Opinión

La ley de la calle

Una ciudad es un conjunto de edificios, infraestructuras, plazas. Pero, antes que eso, es un acuerdo, unas convenciones que nos permiten convivir. Estamos dispuestos a restringir ciertos comportamientos, a hacerlos compatibles con los derechos de los otros para vivir juntos. Y, cuando eso falla, para eso hay una autoridad electa, con las herramientas y un mandato que la obliga a hacer cumplir esas reglas.

En Chile, cada día son más las escenas sacadas de una antología del absurdo urbano: asados en cementerios, motocicletas que se suben al vagón con naturalidad de pasajero frecuente, “rodadas del terror” y funerales que paralizan barrios, música en modo festival, toldos azules que hacen invisible al negocio formal que hay detrás. La encuesta de Datavoz lo confirma: lo que más nos irrita es esa colección de violencias cotidianas que hemos bautizado “incivilidades”, un eufemismo elegante para no decir desorden, abuso o simplemente matonaje.

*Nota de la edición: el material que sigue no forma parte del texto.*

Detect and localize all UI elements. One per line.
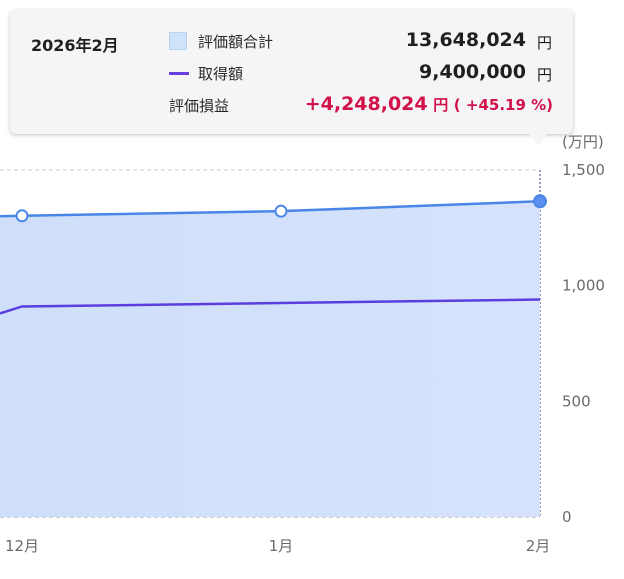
cost-line [0, 298, 541, 315]
valuation-line [0, 200, 541, 218]
x-tick-label: 12月 [5, 537, 39, 555]
tooltip-gain: +4,248,024 円 ( +45.19 %) [305, 93, 553, 115]
y-tick-label: 500 [562, 392, 591, 410]
tooltip-valuation-label: 評価額合計 [198, 33, 274, 51]
cost-legend-swatch [169, 72, 189, 75]
tooltip-valuation-value: 13,648,024 [405, 29, 526, 51]
y-unit-label: (万円) [562, 133, 604, 151]
y-tick-label: 0 [562, 508, 572, 526]
tooltip-cost-value: 9,400,000 [419, 61, 526, 83]
x-tick-label: 1月 [269, 537, 294, 555]
y-tick-label: 1,000 [562, 277, 605, 295]
tooltip-gain-unit: 円 [433, 96, 449, 114]
x-tick-label: 2月 [526, 537, 551, 555]
valuation-point [15, 209, 29, 223]
tooltip-gain-label: 評価損益 [169, 97, 230, 115]
tooltip-pointer [527, 132, 549, 145]
tooltip-valuation-unit: 円 [536, 34, 552, 52]
tooltip-cost-unit: 円 [536, 66, 552, 84]
valuation-area [0, 201, 540, 518]
tooltip-date: 2026年2月 [31, 36, 119, 55]
tooltip-gain-value: +4,248,024 [304, 93, 428, 115]
valuation-point [274, 204, 288, 218]
y-tick-label: 1,500 [562, 161, 605, 179]
tooltip-gain-percent: ( +45.19 %) [453, 96, 553, 114]
tooltip-cost-label: 取得額 [198, 65, 244, 83]
valuation-legend-swatch [169, 32, 187, 50]
data-tooltip: 2026年2月 評価額合計 13,648,024 円 取得額 9,400,000… [10, 10, 573, 134]
valuation-point-active [533, 194, 547, 209]
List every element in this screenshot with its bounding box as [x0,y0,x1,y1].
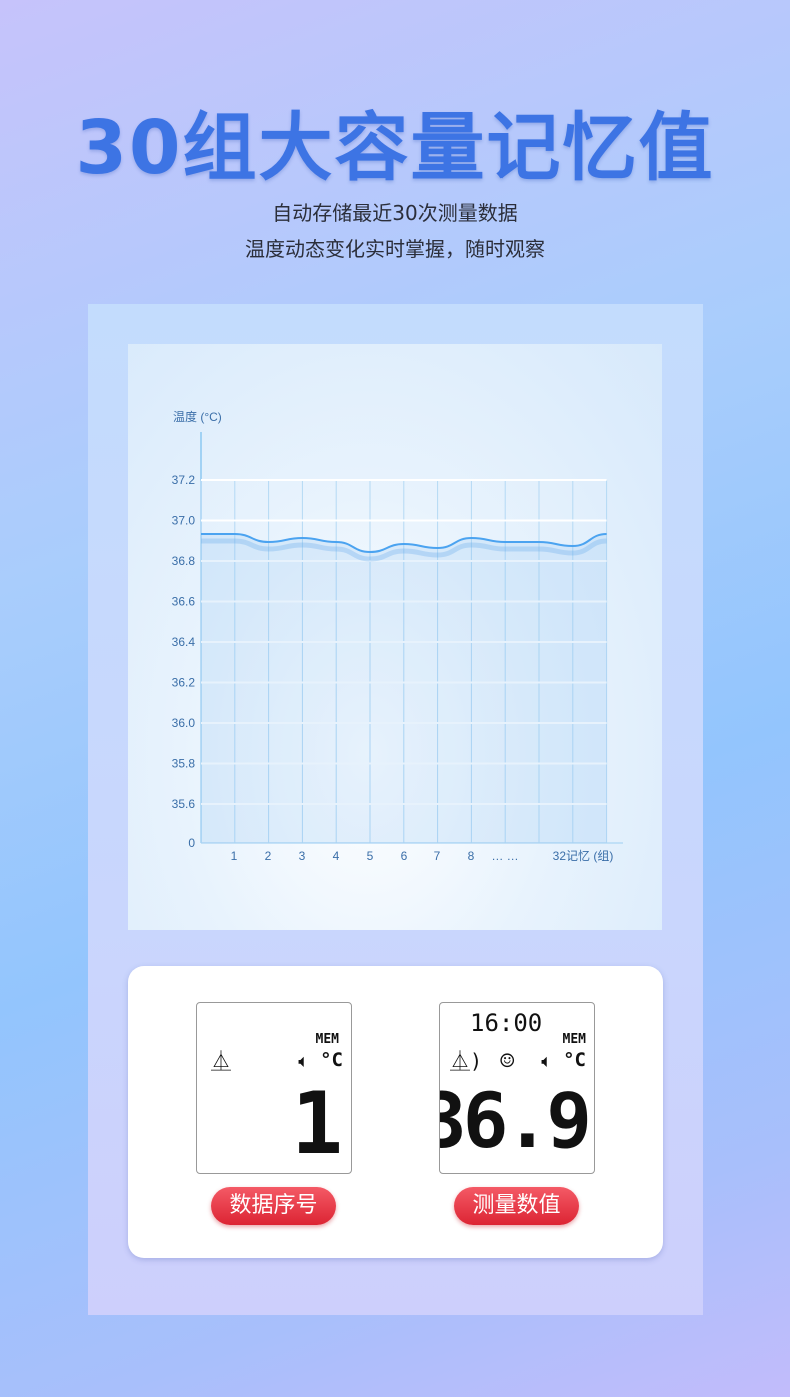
subtitle-line-2: 温度动态变化实时掌握，随时观察 [245,237,545,261]
unit-label: °C [320,1049,343,1071]
index-label-badge: 数据序号 [211,1187,336,1225]
subtitle-line-1: 自动存储最近30次测量数据 [272,201,518,225]
index-value: 1 [291,1074,343,1174]
y-tick-label: 36.4 [172,635,196,649]
y-axis-label: 温度 (°C) [173,409,222,424]
x-tick-label: 8 [468,849,475,863]
y-tick-label: 36.6 [172,595,196,609]
x-tick-label: 3 [299,849,306,863]
y-tick-label: 36.0 [172,716,196,730]
x-tick-label: 4 [333,849,340,863]
probe-icon: ⏅ [211,1049,231,1073]
area-fill [201,534,607,843]
x-tick-label: 5 [367,849,374,863]
page-title: 30组大容量记忆值 [75,105,715,191]
x-tick-label: 2 [265,849,272,863]
line-shadow [200,538,607,562]
x-tick-label: … … [491,849,518,863]
speaker-icon: 🔈︎ [298,1051,309,1072]
value-label-badge: 测量数值 [454,1187,579,1225]
y-tick-label: 37.2 [172,473,196,487]
y-tick-label: 35.8 [172,757,196,771]
mem-indicator: MEM [315,1032,339,1047]
x-tick-label: 7 [434,849,441,863]
y-tick-label: 36.8 [172,554,196,568]
chart-area: 温度 (°C) 0 35.6 35.8 36.0 36.2 36.4 36.6 36.8 37.… [128,344,662,930]
y-tick-label: 36.2 [172,676,196,690]
y-tick-label: 35.6 [172,797,196,811]
y-tick-label: 0 [188,836,195,850]
x-tick-label: 32记忆 (组) [553,849,614,863]
ear-probe-icon: ⏅) [450,1049,483,1073]
lcd-display-reading: 16:00 MEM ⏅) ☺ 🔈︎ °C 36.9 [439,1002,595,1174]
speaker-icon: 🔈︎ [541,1051,552,1072]
smiley-icon: ☺ [500,1047,515,1075]
unit-label: °C [563,1049,586,1071]
temperature-value: 36.9 [440,1076,592,1165]
x-tick-label: 1 [231,849,238,863]
mem-indicator: MEM [562,1032,586,1047]
lcd-display-index: MEM ⏅ 🔈︎ °C 1 [196,1002,352,1174]
y-tick-label: 37.0 [172,514,196,528]
x-tick-label: 6 [401,849,408,863]
time-readout: 16:00 [470,1009,543,1037]
temperature-chart: 温度 (°C) 0 35.6 35.8 36.0 36.2 36.4 36.6 36.8 37.… [172,409,623,863]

En este fenómeno hay dos aristas: la primera, una cultura cívica deteriorada, una transmisión incompleta y fallida de esas reglas de convivencia indispensables para estar juntos con respeto. La segunda arista es casi peor: una renuncia del Estado, una autoridad que por temor o incapacidad se retira, se repliega, se encoje, y con eso, deja a los ciudadanos sin protección ni cobijo. ¡Es por eso que hay que aplaudir y apoyar el reciente despliegue en Meiggs que, pese a los gritos y a las amenazas, muestra una autoridad que ha decidido enfrentar el problema!

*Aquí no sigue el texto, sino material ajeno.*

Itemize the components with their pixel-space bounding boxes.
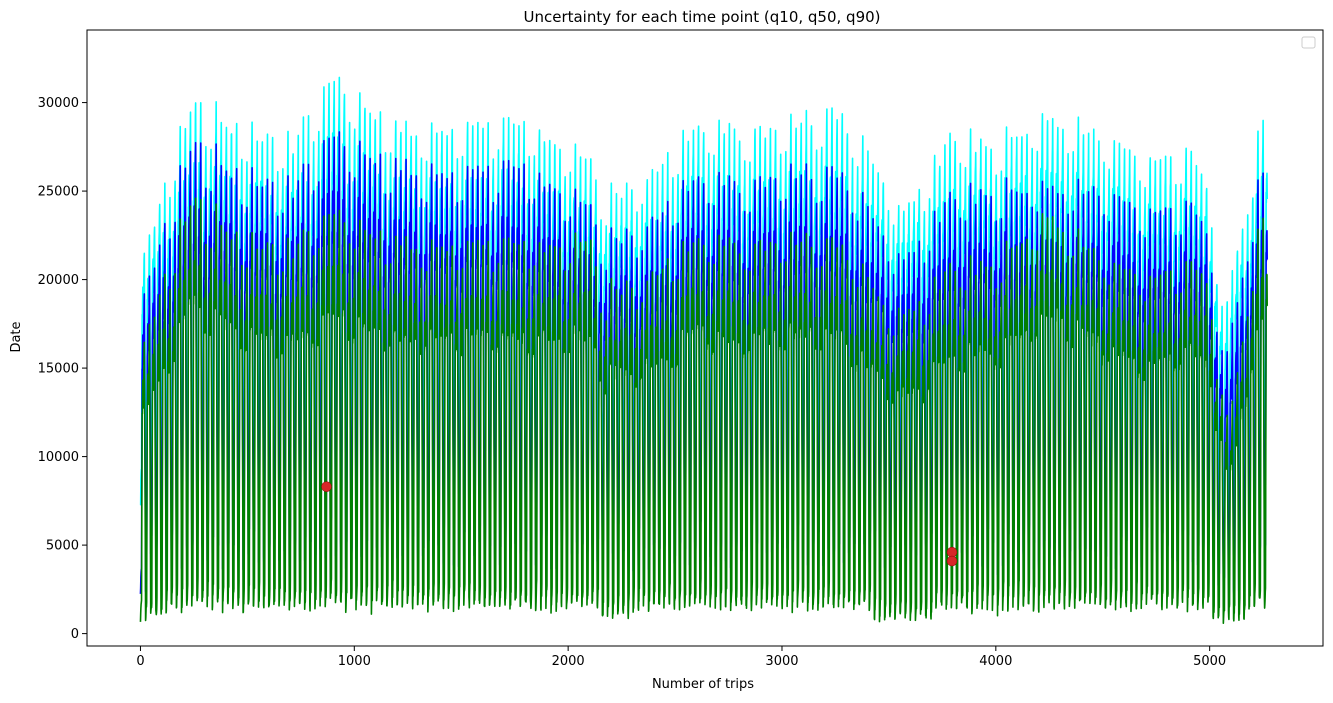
y-tick-label: 20000: [38, 273, 79, 288]
series-layer: [139, 76, 1268, 625]
y-tick-label: 5000: [46, 539, 79, 554]
anomaly-marker-2: [946, 555, 958, 567]
legend-box: [1301, 36, 1316, 49]
x-tick-label: 4000: [979, 654, 1012, 669]
x-tick-label: 2000: [552, 654, 585, 669]
chart-title: Uncertainty for each time point (q10, q5…: [523, 8, 880, 26]
y-tick-label: 0: [71, 627, 79, 642]
y-tick-label: 25000: [38, 185, 79, 200]
y-tick-label: 15000: [38, 362, 79, 377]
anomaly-marker-0: [321, 481, 332, 492]
x-axis-label: Number of trips: [652, 677, 754, 692]
anomaly-marker-1: [946, 546, 958, 558]
axes-layer: 0 1000 2000 3000 4000 5000 0 5000 10000 15000 2000…: [38, 29, 1324, 669]
y-axis-label: Date: [9, 321, 24, 352]
x-tick-label: 1000: [338, 654, 371, 669]
marker-layer: [321, 481, 958, 567]
y-tick-label: 30000: [38, 96, 79, 111]
x-tick-label: 0: [136, 654, 144, 669]
y-tick-label: 10000: [38, 450, 79, 465]
plot-frame: [86, 29, 1324, 647]
x-tick-label: 3000: [765, 654, 798, 669]
series-line-q10: [139, 197, 1268, 625]
x-tick-label: 5000: [1193, 654, 1226, 669]
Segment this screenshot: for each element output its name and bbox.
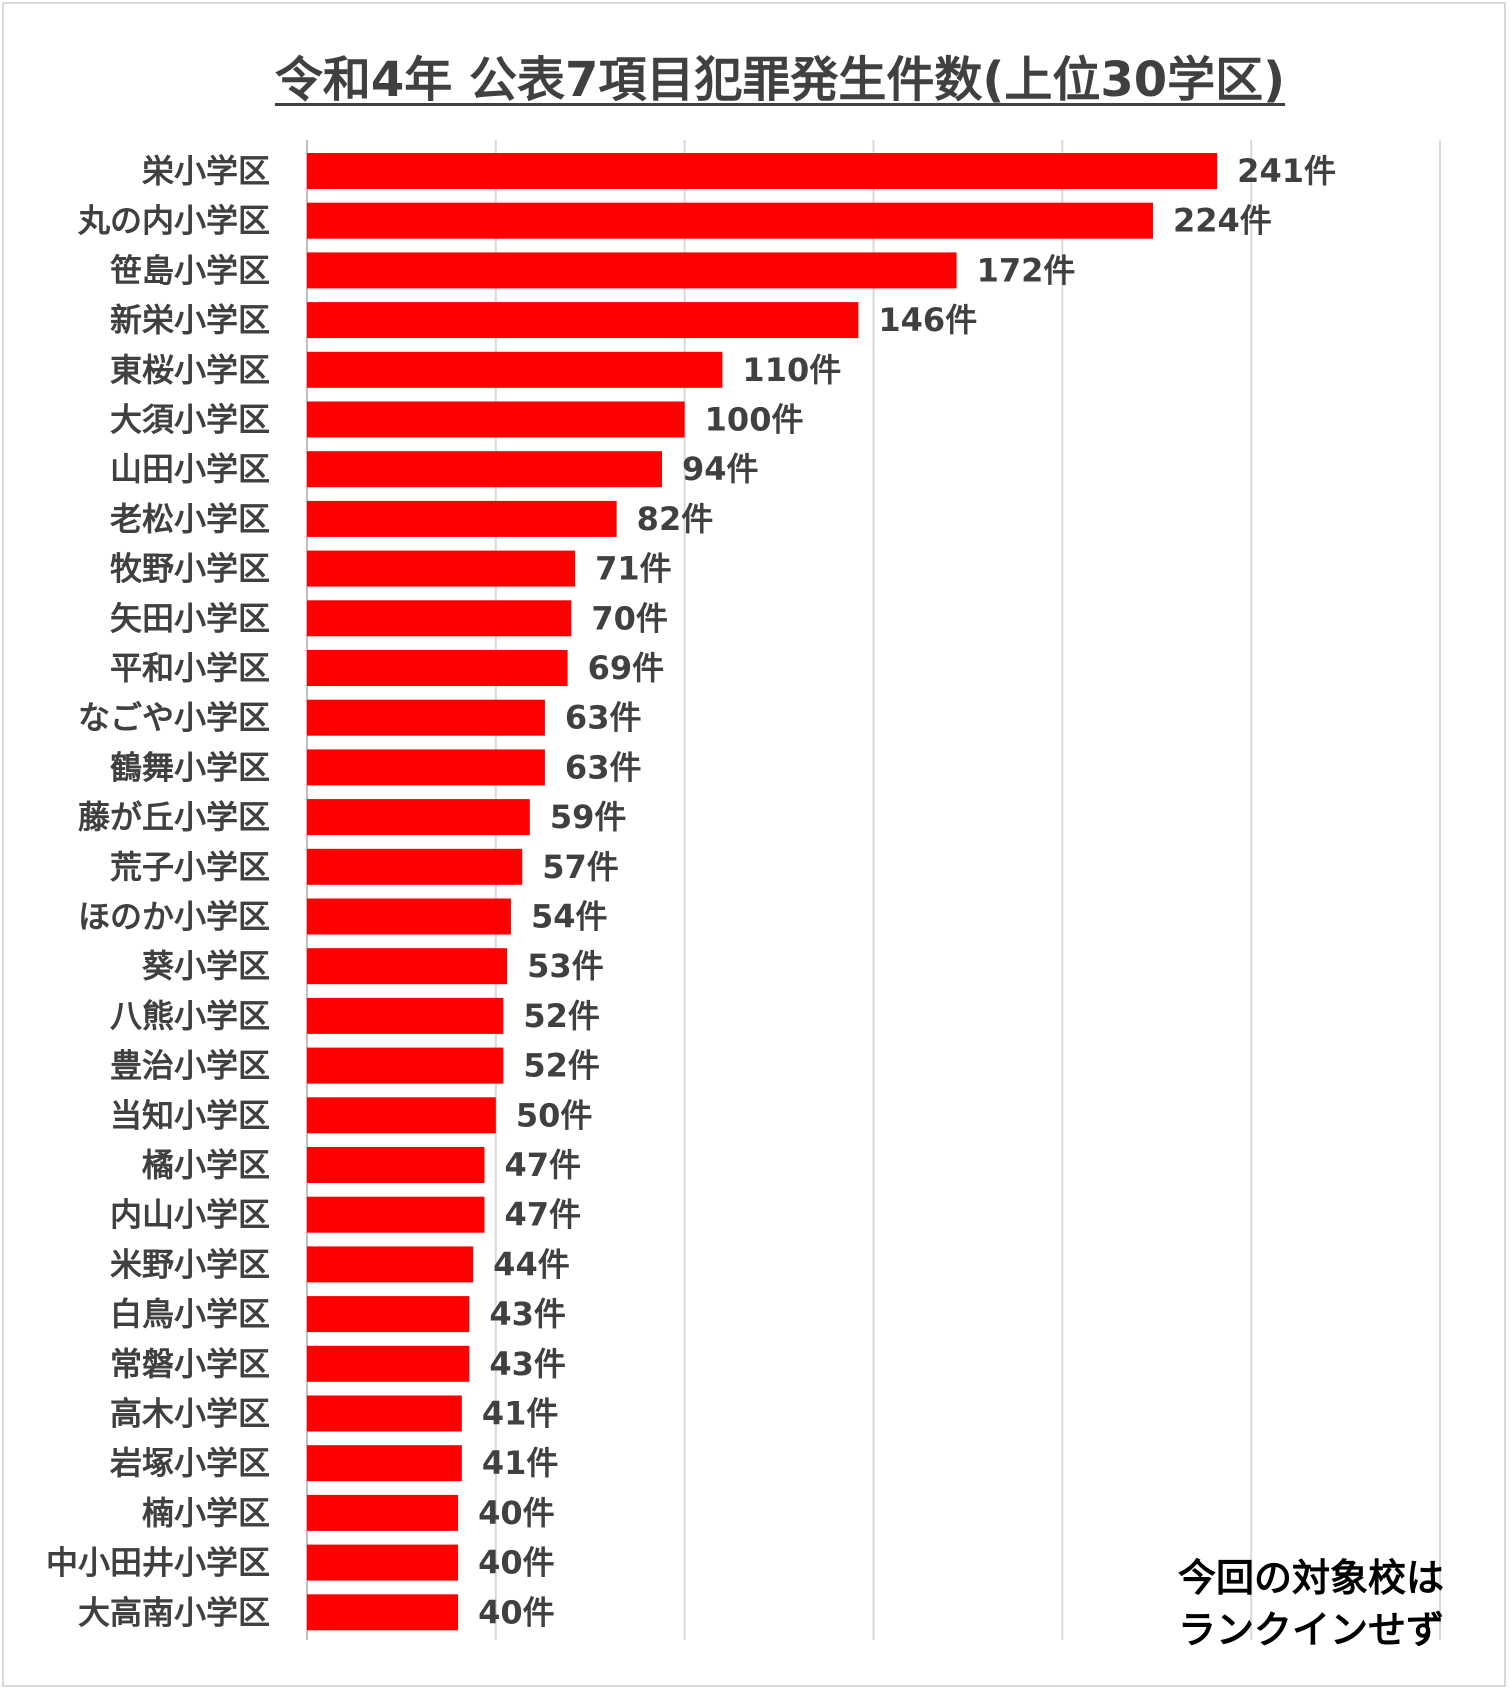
bar [307, 600, 572, 637]
data-label: 69件 [588, 649, 665, 687]
data-label: 43件 [489, 1295, 566, 1333]
category-label: 常磐小学区 [110, 1345, 270, 1383]
bar [307, 1097, 496, 1134]
data-label: 110件 [742, 351, 841, 389]
bar [307, 948, 508, 985]
data-label: 241件 [1237, 152, 1336, 190]
category-label: 矢田小学区 [110, 599, 270, 637]
data-label: 63件 [565, 748, 642, 786]
category-label: ほのか小学区 [78, 898, 270, 936]
bar [307, 1246, 474, 1283]
data-label: 224件 [1173, 202, 1272, 240]
bar [307, 202, 1153, 239]
category-label: 牧野小学区 [110, 550, 270, 588]
category-label: 鶴舞小学区 [110, 748, 270, 786]
bar [307, 1196, 485, 1233]
bar [307, 1594, 459, 1631]
category-label: 豊治小学区 [110, 1047, 270, 1085]
bar [307, 1345, 470, 1382]
category-label: 八熊小学区 [110, 997, 270, 1035]
category-label: 丸の内小学区 [77, 202, 270, 240]
data-label: 52件 [523, 997, 600, 1035]
bar [307, 749, 545, 786]
bar [307, 451, 663, 488]
bar [307, 1047, 504, 1084]
data-label: 40件 [478, 1544, 555, 1582]
category-label: 藤が丘小学区 [78, 798, 270, 836]
note-line-1: 今回の対象校は [1178, 1556, 1445, 1600]
category-label: 高木小学区 [110, 1395, 270, 1433]
chart-title: 令和4年 公表7項目犯罪発生件数(上位30学区) [274, 52, 1286, 108]
bar [307, 1395, 462, 1432]
bar [307, 302, 859, 339]
data-label: 44件 [493, 1245, 570, 1283]
note-text: 今回の対象校は ランクインせず [1178, 1552, 1444, 1656]
data-label: 146件 [878, 301, 977, 339]
category-label: 東桜小学区 [110, 351, 270, 389]
data-label: 43件 [489, 1345, 566, 1383]
data-label: 47件 [505, 1196, 582, 1234]
data-label: 52件 [523, 1047, 600, 1085]
data-label: 63件 [565, 699, 642, 737]
category-label: 笹島小学区 [110, 251, 270, 289]
bar [307, 1147, 485, 1183]
category-label: 橘小学区 [142, 1146, 270, 1184]
bar [307, 997, 504, 1034]
data-label: 70件 [591, 599, 668, 637]
category-label: 荒子小学区 [110, 848, 270, 886]
bar [307, 252, 957, 289]
bar [307, 848, 523, 885]
bar [307, 153, 1218, 189]
data-label: 47件 [505, 1146, 582, 1184]
data-label: 172件 [977, 251, 1076, 289]
data-label: 57件 [542, 848, 619, 886]
data-label: 40件 [478, 1494, 555, 1532]
bar [307, 799, 530, 836]
bar [307, 650, 568, 686]
category-label: 大須小学区 [110, 401, 270, 439]
category-label: 米野小学区 [110, 1245, 270, 1283]
category-label: 楠小学区 [142, 1494, 270, 1532]
category-label: 大高南小学区 [78, 1593, 270, 1631]
category-label: 内山小学区 [110, 1196, 270, 1234]
bar [307, 699, 545, 736]
data-label: 53件 [527, 947, 604, 985]
category-label: 白鳥小学区 [110, 1295, 270, 1333]
data-label: 41件 [482, 1395, 559, 1433]
category-label: 老松小学区 [110, 500, 270, 538]
category-label: 岩塚小学区 [110, 1444, 270, 1482]
bar [307, 550, 576, 587]
bar [307, 351, 723, 388]
category-label: 山田小学区 [110, 450, 270, 488]
data-label: 82件 [637, 500, 714, 538]
data-label: 94件 [682, 450, 759, 488]
data-label: 54件 [531, 898, 608, 936]
bar [307, 1494, 459, 1531]
data-label: 50件 [516, 1096, 593, 1134]
data-label: 71件 [595, 550, 672, 588]
bar [307, 1296, 470, 1333]
category-label: 平和小学区 [110, 649, 270, 687]
category-label: 中小田井小学区 [46, 1544, 270, 1582]
data-label: 100件 [705, 401, 804, 439]
data-label: 59件 [550, 798, 627, 836]
data-label: 40件 [478, 1593, 555, 1631]
category-label: 新栄小学区 [110, 301, 270, 339]
category-label: 栄小学区 [142, 152, 270, 190]
bar [307, 1544, 459, 1581]
bar [307, 898, 511, 935]
note-line-2: ランクインせず [1178, 1608, 1445, 1652]
category-label: 当知小学区 [110, 1096, 270, 1134]
category-label: なごや小学区 [78, 699, 270, 737]
bar [307, 1445, 462, 1482]
data-label: 41件 [482, 1444, 559, 1482]
category-label: 葵小学区 [142, 947, 270, 985]
bar [307, 401, 685, 438]
bar [307, 500, 617, 537]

Pero si todavía había dudas de la capitulación del Estado, ninguna de las señales ha sido más elocuente y vergonzosa que la decisión del Serviu de pedir a la familia Correa —víctimas de la toma de su propio terreno y del asesinato del padre— que fueran ellos quienes ejecutaran el desalojo, antes de que el Estado procediera a demoler. O sea, primero los dejaron solos frente a la violencia. Luego, los dejaron solos frente a la ocupación. Y finalmente, los dejaron solos frente al Estado mismo. Porque ¿cómo, con qué herramientas podría un privado ejecutar un desalojo que el Estado no se atreve a hacer? ¿Quién es, en un Estado de Derecho, el que detenta el uso legítimo de la fuerza? Además de un disparate, derechamente cruel.

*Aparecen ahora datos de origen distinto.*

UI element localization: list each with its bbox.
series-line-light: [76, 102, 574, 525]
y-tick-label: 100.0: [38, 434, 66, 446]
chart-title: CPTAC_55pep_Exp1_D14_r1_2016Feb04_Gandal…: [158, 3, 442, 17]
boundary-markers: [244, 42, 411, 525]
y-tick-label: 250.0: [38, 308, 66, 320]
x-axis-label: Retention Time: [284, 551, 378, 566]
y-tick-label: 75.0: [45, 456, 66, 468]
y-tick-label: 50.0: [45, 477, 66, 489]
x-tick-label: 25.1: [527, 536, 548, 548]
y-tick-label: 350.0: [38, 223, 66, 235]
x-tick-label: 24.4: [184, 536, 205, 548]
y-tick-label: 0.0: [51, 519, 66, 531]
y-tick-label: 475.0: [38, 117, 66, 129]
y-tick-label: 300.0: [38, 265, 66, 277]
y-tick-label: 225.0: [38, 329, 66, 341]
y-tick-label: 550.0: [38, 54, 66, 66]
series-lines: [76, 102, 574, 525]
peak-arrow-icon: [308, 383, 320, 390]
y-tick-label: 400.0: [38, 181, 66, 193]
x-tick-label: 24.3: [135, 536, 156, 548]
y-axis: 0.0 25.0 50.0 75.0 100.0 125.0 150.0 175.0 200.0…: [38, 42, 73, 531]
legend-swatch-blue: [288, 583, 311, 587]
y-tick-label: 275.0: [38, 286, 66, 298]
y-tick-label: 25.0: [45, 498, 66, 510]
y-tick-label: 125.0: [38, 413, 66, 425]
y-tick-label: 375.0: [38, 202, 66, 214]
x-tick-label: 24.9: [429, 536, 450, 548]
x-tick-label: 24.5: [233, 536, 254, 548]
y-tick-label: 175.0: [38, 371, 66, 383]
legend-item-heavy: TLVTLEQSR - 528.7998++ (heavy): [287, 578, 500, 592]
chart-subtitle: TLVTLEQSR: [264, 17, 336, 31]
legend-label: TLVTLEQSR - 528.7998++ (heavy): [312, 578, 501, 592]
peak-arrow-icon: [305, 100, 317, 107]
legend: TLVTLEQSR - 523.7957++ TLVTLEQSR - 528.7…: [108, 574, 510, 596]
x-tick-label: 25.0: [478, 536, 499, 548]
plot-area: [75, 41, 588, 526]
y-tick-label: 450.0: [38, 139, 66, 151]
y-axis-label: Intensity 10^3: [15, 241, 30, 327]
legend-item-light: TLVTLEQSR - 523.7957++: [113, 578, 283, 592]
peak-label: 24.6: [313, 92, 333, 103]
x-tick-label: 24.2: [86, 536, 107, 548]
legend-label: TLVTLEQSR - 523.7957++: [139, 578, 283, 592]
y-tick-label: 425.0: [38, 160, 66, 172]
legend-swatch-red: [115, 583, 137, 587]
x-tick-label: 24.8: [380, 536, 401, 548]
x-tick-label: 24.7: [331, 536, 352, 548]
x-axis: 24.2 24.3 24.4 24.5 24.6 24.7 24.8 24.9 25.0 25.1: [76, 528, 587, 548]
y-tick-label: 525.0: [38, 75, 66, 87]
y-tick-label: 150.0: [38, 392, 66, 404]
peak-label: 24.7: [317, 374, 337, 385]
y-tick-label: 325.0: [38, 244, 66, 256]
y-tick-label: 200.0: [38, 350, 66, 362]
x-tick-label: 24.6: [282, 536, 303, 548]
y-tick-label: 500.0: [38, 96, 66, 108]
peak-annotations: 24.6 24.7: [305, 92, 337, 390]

Dos asuntos que hay que asegurar, entonces: la urgente necesidad de una cultura de la convivencia, donde impere el respeto, no la Ley de la Calle. Y, junto con eso, un Estado que no esquive su rol como garante de que lo anterior se cumpla. Estamos frente a un abandono institucional, un aparato público que se ha convencido que hacer cumplir la ley es una imprudencia política con costos que no está dispuesto a pagar. Que proteger al ciudadano honesto puede “generar conflicto”. Pero no es así que se cuida la vida en común, no es así que se hace una ciudad.

Así que, mientras que a nuestro Estado esto último no le quede claro, más vale que sea usted el que, a falta de otra instancia, se lo recuerde con las únicas armas que importan: su voz y su voto.

Por Ricardo Abuauad, decano Campus Creativo UNAB, profesor UC.